I picked up Arthur C. Clarke's
Childhood's End from McKay's this week, because I thought it would be relaxing for my first week of teaching (it was), and because it was the #1 on the
100 Science Fiction Books You Just Have To Read, and I hadn't read it yet.
Basic plot: What happens when the aliens finally show up and take complete control of our affairs? As you can imagine, it goes from there.
The good: Parts of it were truly great. The revelation of the true form of the aliens is suburb, for instance. The entire first 100 pages or so--when humans are first dealing with the Overlords--were fantastic in general.

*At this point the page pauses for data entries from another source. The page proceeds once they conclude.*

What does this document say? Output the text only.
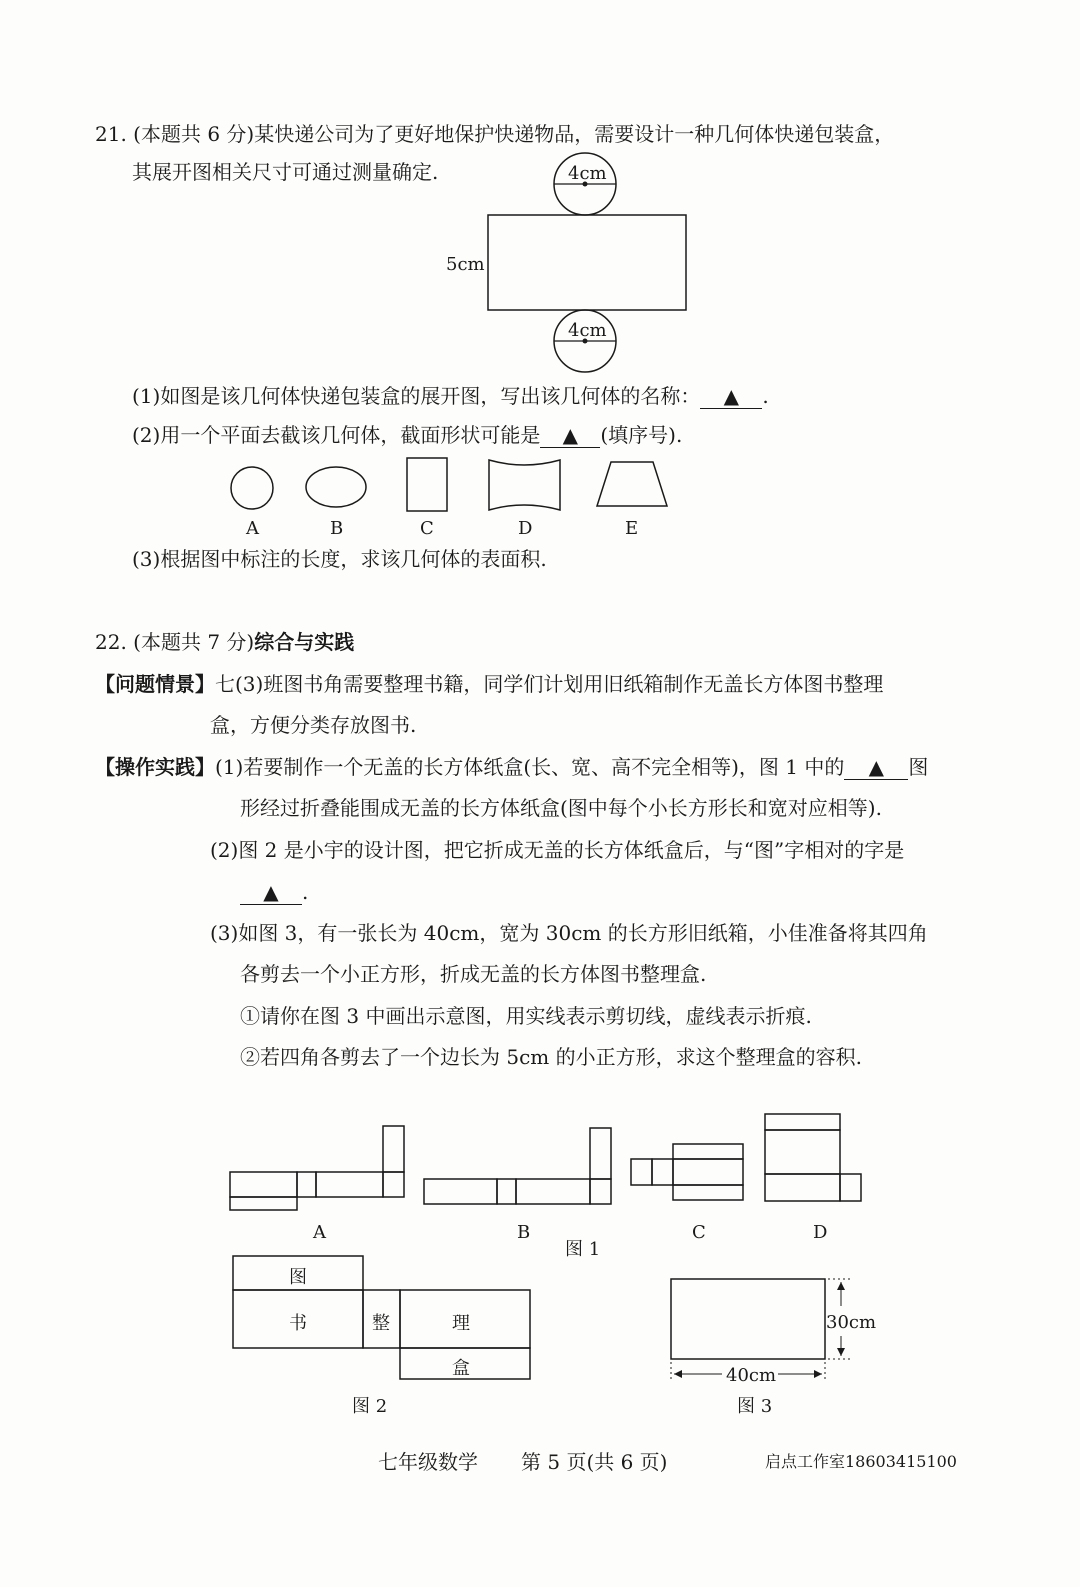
21. (本题共 6 分)某快递公司为了更好地保护快递物品，需要设计一种几何体快递包装盒，
其展开图相关尺寸可通过测量确定.	4cm
5cm
4cm
(1)如图是该几何体快递包装盒的展开图，写出该几何体的名称： ▲ .
(2)用一个平面去截该几何体，截面形状可能是 ▲ (填序号).
A	B	C	D	E
(3)根据图中标注的长度，求该几何体的表面积.
22. (本题共 7 分)综合与实践
【问题情景】七(3)班图书角需要整理书籍，同学们计划用旧纸箱制作无盖长方体图书整理
盒，方便分类存放图书.
【操作实践】(1)若要制作一个无盖的长方体纸盒(长、宽、高不完全相等)，图 1 中的 ▲ 图
形经过折叠能围成无盖的长方体纸盒(图中每个小长方形长和宽对应相等).
(2)图 2 是小宇的设计图，把它折成无盖的长方体纸盒后，与“图”字相对的字是
▲ .
(3)如图 3，有一张长为 40cm，宽为 30cm 的长方形旧纸箱，小佳准备将其四角
各剪去一个小正方形，折成无盖的长方体图书整理盒.
①请你在图 3 中画出示意图，用实线表示剪切线，虚线表示折痕.
②若四角各剪去了一个边长为 5cm 的小正方形，求这个整理盒的容积.
A	B	C	D
图 1
图
书	整	理
盒
图 2
40cm
30cm
图 3
七年级数学 第 5 页(共 6 页)	启点工作室18603415100
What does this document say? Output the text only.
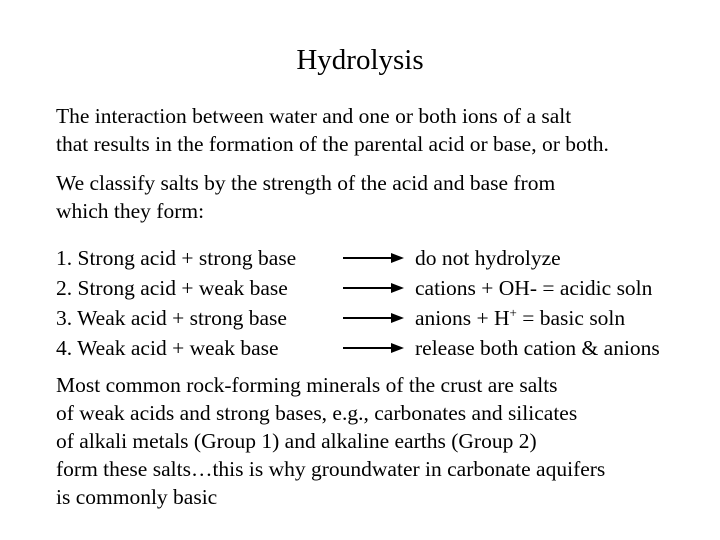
Hydrolysis
The interaction between water and one or both ions of a salt
that results in the formation of the parental acid or base, or both.
We classify salts by the strength of the acid and base from
which they form:
1. Strong acid + strong base	do not hydrolyze
2. Strong acid + weak base	cations + OH- = acidic soln
3. Weak acid + strong base	anions + H+ = basic soln
4. Weak acid + weak base	release both cation & anions
Most common rock-forming minerals of the crust are salts
of weak acids and strong bases, e.g., carbonates and silicates
of alkali metals (Group 1) and alkaline earths (Group 2)
form these salts…this is why groundwater in carbonate aquifers
is commonly basic
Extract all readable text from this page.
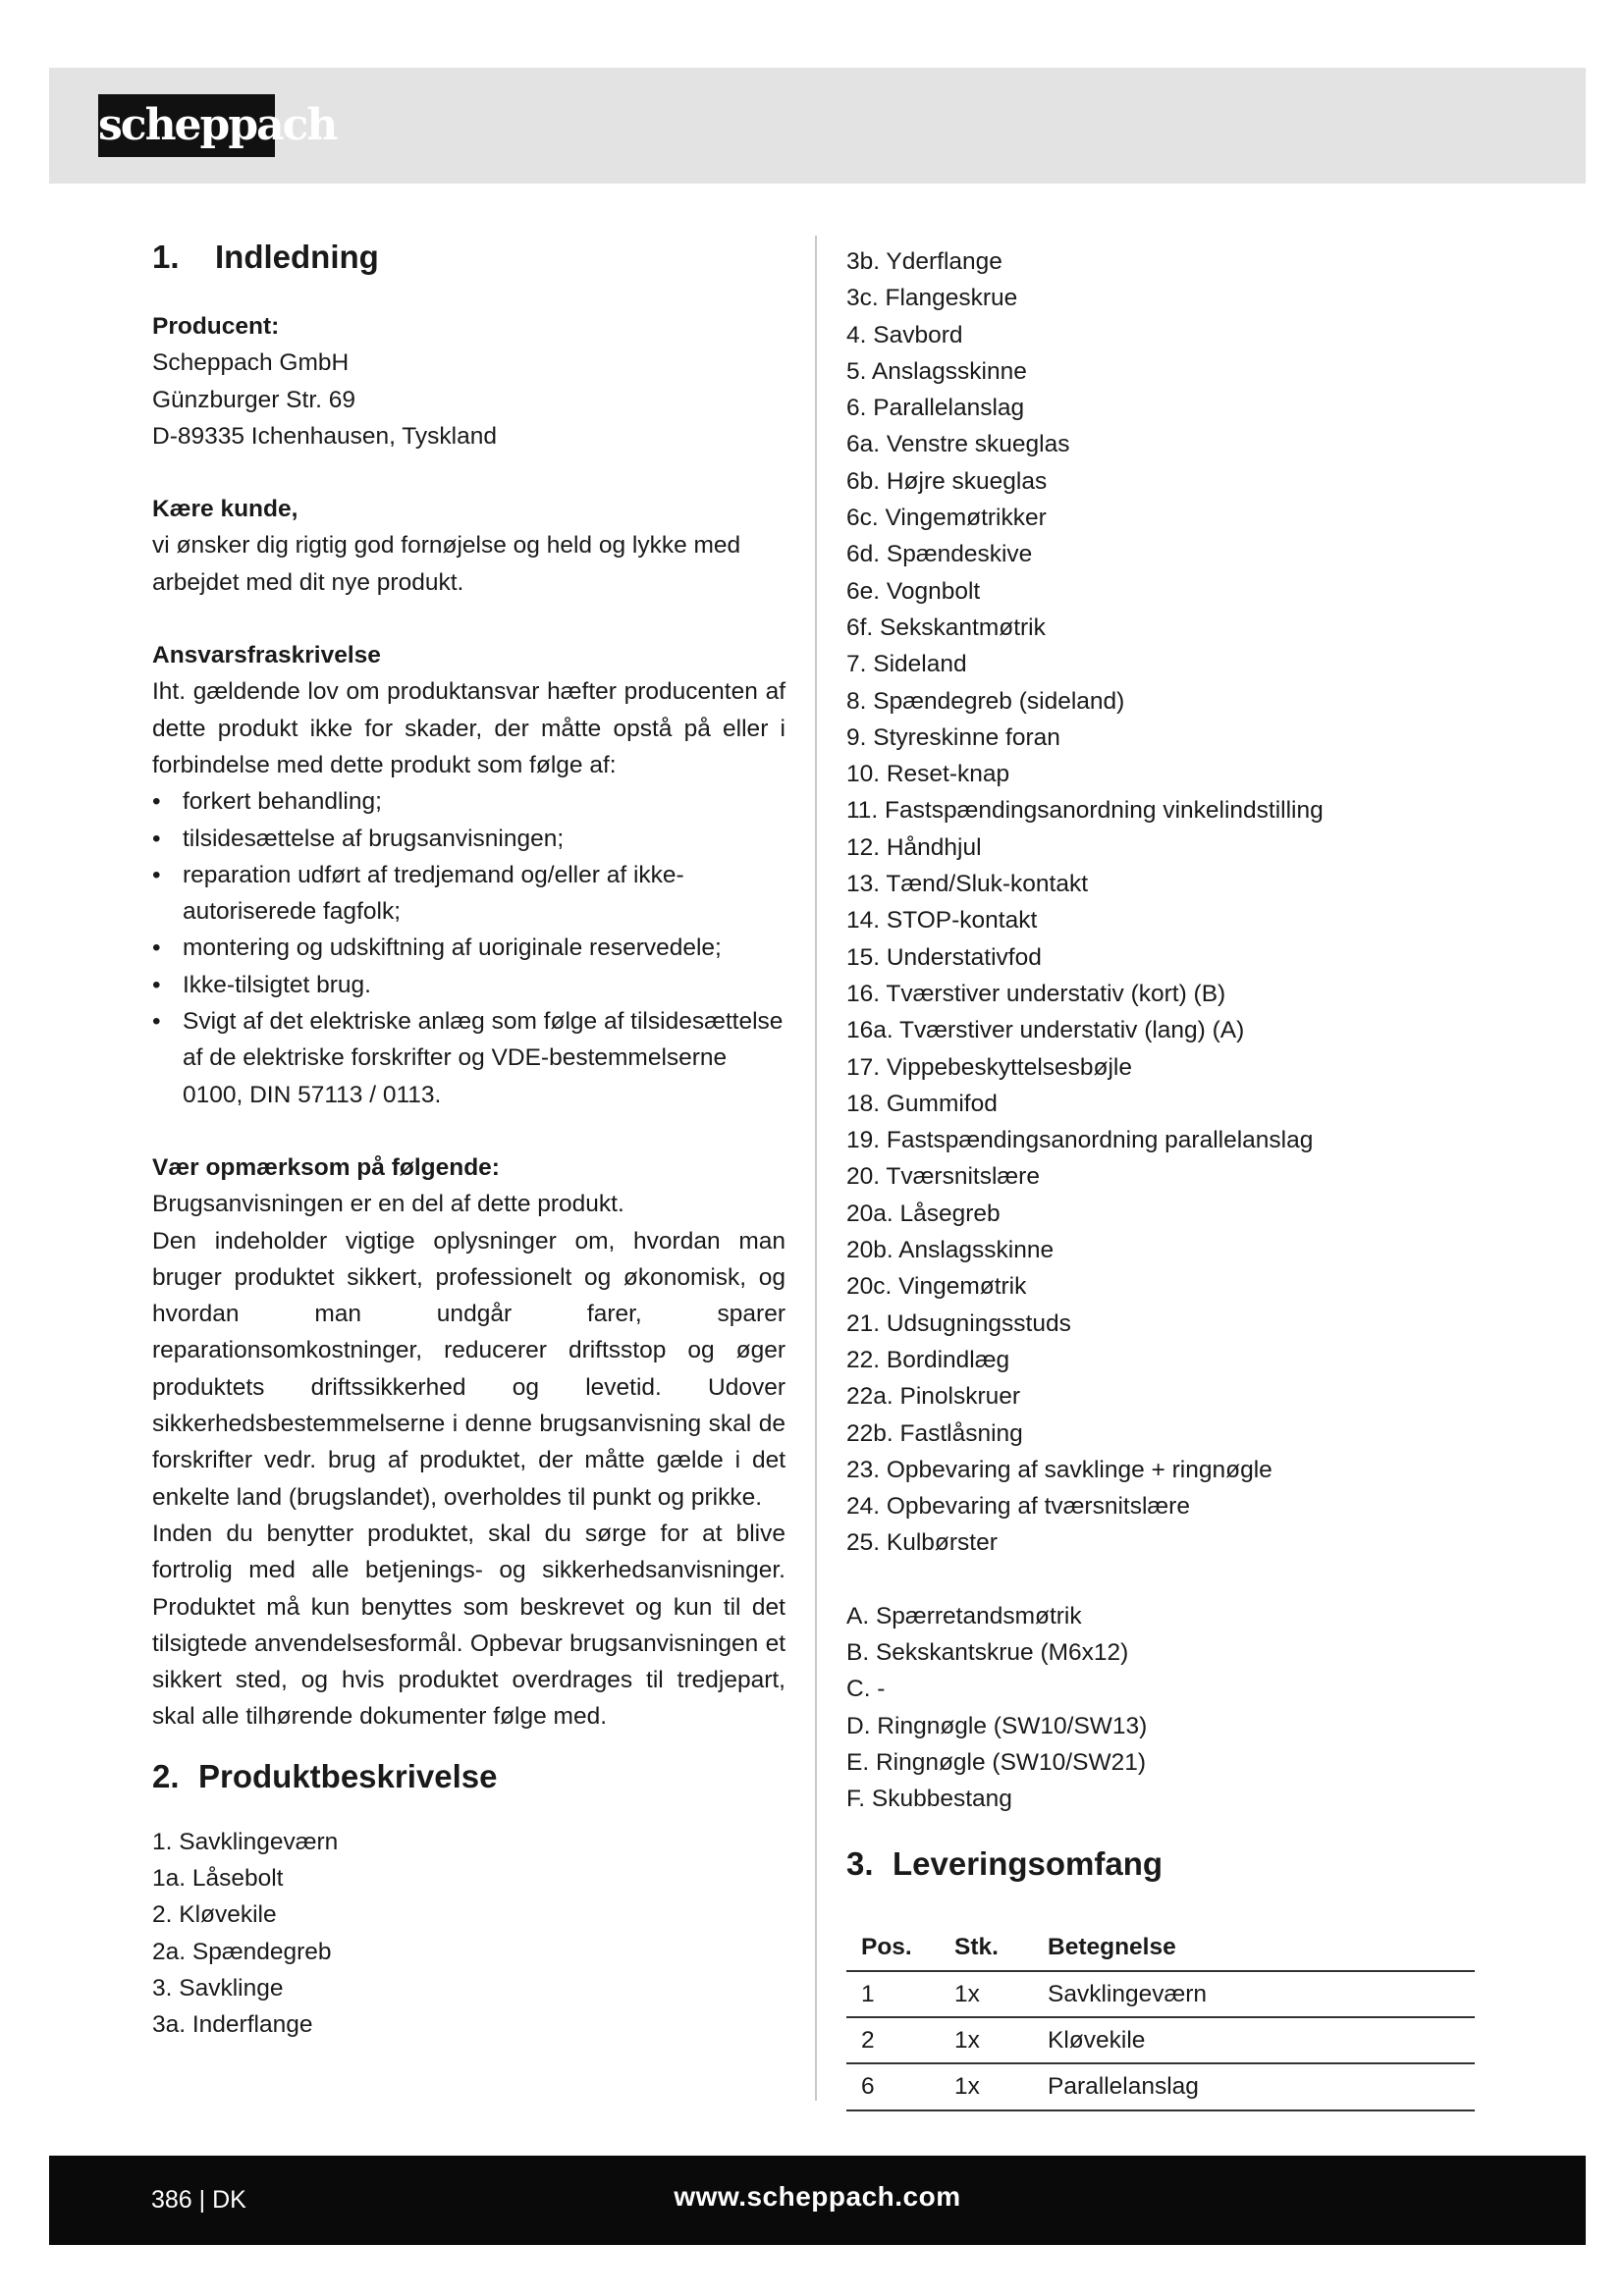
scheppach
1. Indledning

Producent:

Scheppach GmbH

Günzburger Str. 69

D-89335 Ichenhausen, Tyskland

Kære kunde,

vi ønsker dig rigtig god fornøjelse og held og lykke med arbejdet med dit nye produkt.

Ansvarsfraskrivelse

Iht. gældende lov om produktansvar hæfter producenten af dette produkt ikke for skader, der måtte opstå på eller i forbindelse med dette produkt som følge af:

• forkert behandling;
• tilsidesættelse af brugsanvisningen;
• reparation udført af tredjemand og/eller af ikke-autoriserede fagfolk;
• montering og udskiftning af uoriginale reservedele;
• Ikke-tilsigtet brug.
• Svigt af det elektriske anlæg som følge af tilsidesættelse af de elektriske forskrifter og VDE-bestemmelserne 0100, DIN 57113 / 0113.

Vær opmærksom på følgende:

Brugsanvisningen er en del af dette produkt.

Den indeholder vigtige oplysninger om, hvordan man bruger produktet sikkert, professionelt og økonomisk, og hvordan man undgår farer, sparer reparationsomkostninger, reducerer driftsstop og øger produktets driftssikkerhed og levetid. Udover sikkerhedsbestemmelserne i denne brugsanvisning skal de forskrifter vedr. brug af produktet, der måtte gælde i det enkelte land (brugslandet), overholdes til punkt og prikke.

Inden du benytter produktet, skal du sørge for at blive fortrolig med alle betjenings- og sikkerhedsanvisninger. Produktet må kun benyttes som beskrevet og kun til det tilsigtede anvendelsesformål. Opbevar brugsanvisningen et sikkert sted, og hvis produktet overdrages til tredjepart, skal alle tilhørende dokumenter følge med.

2. Produktbeskrivelse

1. Savklingeværn

1a. Låsebolt

2. Kløvekile

2a. Spændegreb

3. Savklinge

3a. Inderflange

3b. Yderflange

3c. Flangeskrue

4. Savbord

5. Anslagsskinne

6. Parallelanslag

6a. Venstre skueglas

6b. Højre skueglas

6c. Vingemøtrikker

6d. Spændeskive

6e. Vognbolt

6f. Sekskantmøtrik

7. Sideland

8. Spændegreb (sideland)

9. Styreskinne foran

10. Reset-knap

11. Fastspændingsanordning vinkelindstilling

12. Håndhjul

13. Tænd/Sluk-kontakt

14. STOP-kontakt

15. Understativfod

16. Tværstiver understativ (kort) (B)

16a. Tværstiver understativ (lang) (A)

17. Vippebeskyttelsesbøjle

18. Gummifod

19. Fastspændingsanordning parallelanslag

20. Tværsnitslære

20a. Låsegreb

20b. Anslagsskinne

20c. Vingemøtrik

21. Udsugningsstuds

22. Bordindlæg

22a. Pinolskruer

22b. Fastlåsning

23. Opbevaring af savklinge + ringnøgle

24. Opbevaring af tværsnitslære

25. Kulbørster

A. Spærretandsmøtrik

B. Sekskantskrue (M6x12)

C. -

D. Ringnøgle (SW10/SW13)

E. Ringnøgle (SW10/SW21)

F. Skubbestang

3. Leveringsomfang
Pos.	Stk.	Betegnelse
1	1x	Savklingeværn
2	1x	Kløvekile
6	1x	Parallelanslag
386 | DK	www.scheppach.com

It was also cool to see the original text that "To Serve Man" and
ID-4 were playing off.
The bad: Then the rest of the book happened. It's not just that Clarke didn't keep focus on a small group of characters, as he should have; it's that he completely went off the page in terms of what I was prepared to accept. That's right, fans, this is yet another science fiction tale that's fundamentally materialistic for 7/8 of the story before suddenly getting all mystical for the last eighth. (See also:
A.I.;
The Matrix Revolutions). It's a betrayal of the reader to suddenly change horses in midstream like this; and it's cheap.
So overall, a cautious review. It was worth at least the $1.80 I paid for it. I just wonder sometimes if I've been spoiled by
Philip K. Dick's work, which never betrays your expectations in this way, if only because his books are so mind-bending and paranoid that you have no idea what the hell is going on. You're never secure enough in one mindset to feel the shock of moving to another.
I guess my point is just what I told Fred Chappell last year: I love Dick.